What is AWS Redshift Spectrum?
Redshift Spectrum is a feature in AWS Redshift data warehousing service.
How is Redshift Spectrum different from other features of AWS Redshift?
With AWS Redshift Spectrum, users can query and retrieve data from files in Amazon S3 with out the need of loading the data into Redshift tables. This is especially useful if performance is not a top priority and avoid complexity of data movement.
What are Key features of AWS Redshift Spectrum?
- Redshift Spectrum is highly cost effective due to pay per usage functionality. You will pay for the amount of data scanned i.e. $5 per TB of data scan.
- Redshift Spectrum is easy to setup and use. Minimal Administration required when compared to other features of Redshift.

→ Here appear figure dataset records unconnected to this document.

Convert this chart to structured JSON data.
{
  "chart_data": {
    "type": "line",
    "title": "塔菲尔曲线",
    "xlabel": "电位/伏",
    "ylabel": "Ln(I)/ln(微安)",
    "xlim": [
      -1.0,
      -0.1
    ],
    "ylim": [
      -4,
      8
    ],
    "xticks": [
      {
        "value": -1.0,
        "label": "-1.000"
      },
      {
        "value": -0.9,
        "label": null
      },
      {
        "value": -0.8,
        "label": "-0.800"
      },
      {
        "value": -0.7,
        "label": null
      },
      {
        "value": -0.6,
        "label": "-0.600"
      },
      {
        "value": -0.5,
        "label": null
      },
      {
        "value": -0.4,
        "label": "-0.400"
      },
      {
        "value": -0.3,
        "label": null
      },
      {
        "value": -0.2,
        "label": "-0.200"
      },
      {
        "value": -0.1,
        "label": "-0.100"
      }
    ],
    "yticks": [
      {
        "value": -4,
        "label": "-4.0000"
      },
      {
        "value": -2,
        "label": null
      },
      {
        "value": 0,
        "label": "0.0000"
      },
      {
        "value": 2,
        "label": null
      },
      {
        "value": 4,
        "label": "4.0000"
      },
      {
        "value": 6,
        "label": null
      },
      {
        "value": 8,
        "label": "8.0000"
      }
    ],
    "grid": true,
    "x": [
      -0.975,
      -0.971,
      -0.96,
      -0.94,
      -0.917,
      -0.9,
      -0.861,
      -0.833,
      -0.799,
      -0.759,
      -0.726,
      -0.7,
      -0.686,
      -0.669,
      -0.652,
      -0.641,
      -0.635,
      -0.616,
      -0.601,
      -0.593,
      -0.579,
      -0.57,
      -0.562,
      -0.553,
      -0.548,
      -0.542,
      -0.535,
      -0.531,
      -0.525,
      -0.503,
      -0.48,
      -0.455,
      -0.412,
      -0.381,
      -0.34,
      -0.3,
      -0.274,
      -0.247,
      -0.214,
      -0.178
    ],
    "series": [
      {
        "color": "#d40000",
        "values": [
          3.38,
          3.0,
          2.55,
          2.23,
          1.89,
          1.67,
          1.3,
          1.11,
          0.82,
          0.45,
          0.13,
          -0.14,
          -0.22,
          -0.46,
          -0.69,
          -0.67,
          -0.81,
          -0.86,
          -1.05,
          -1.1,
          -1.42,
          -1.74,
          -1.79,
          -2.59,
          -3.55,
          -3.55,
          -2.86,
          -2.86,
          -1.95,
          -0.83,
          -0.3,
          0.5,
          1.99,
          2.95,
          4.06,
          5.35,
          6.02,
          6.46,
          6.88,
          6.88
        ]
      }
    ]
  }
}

- Redshift Spectrum is serverless and highly scalable. AWS will scale the capacity as per the user load and can handle large concurrent transactions.
- Redshift Spectrum can act as Lakehouse layer.
How to setup, configure & use AWS Redshift Spectrum?
AWS Redshift Spectrum requires a external data catalog service. AWS Recommends AWS Glue. You can also utilize Hive metastore running on EMR. Spectrum also needs a base Redshift Cluster since any queries goes through the cluster. To Setup, Configure & use AWS Redshift Spectrum, follow the below steps
- Build a Redshift Cluster with minimum configuration.
- Create the required IAM roles & Policies with necessary permission.
- Integrate with External Data Catalog.
- Create External tables with location pointing to S3 bucket paths.
- To query the data using JDBC & ODBC drivers, download the drivers and install in the JDBC/ODBC tools.
- User management can be handled locally on Redshift cluster or you can integrate with AD through SSO.
What are some of AWS Redshift Spectrum Best Practices?
- Ensure the data stored in S3 buckets referred in Spectrum tables utilize Columnar format, especially Parquet which is suitable.
- Implement Partitioning where available. Partitioning the data will avoid scanning the entire data set and improve performance.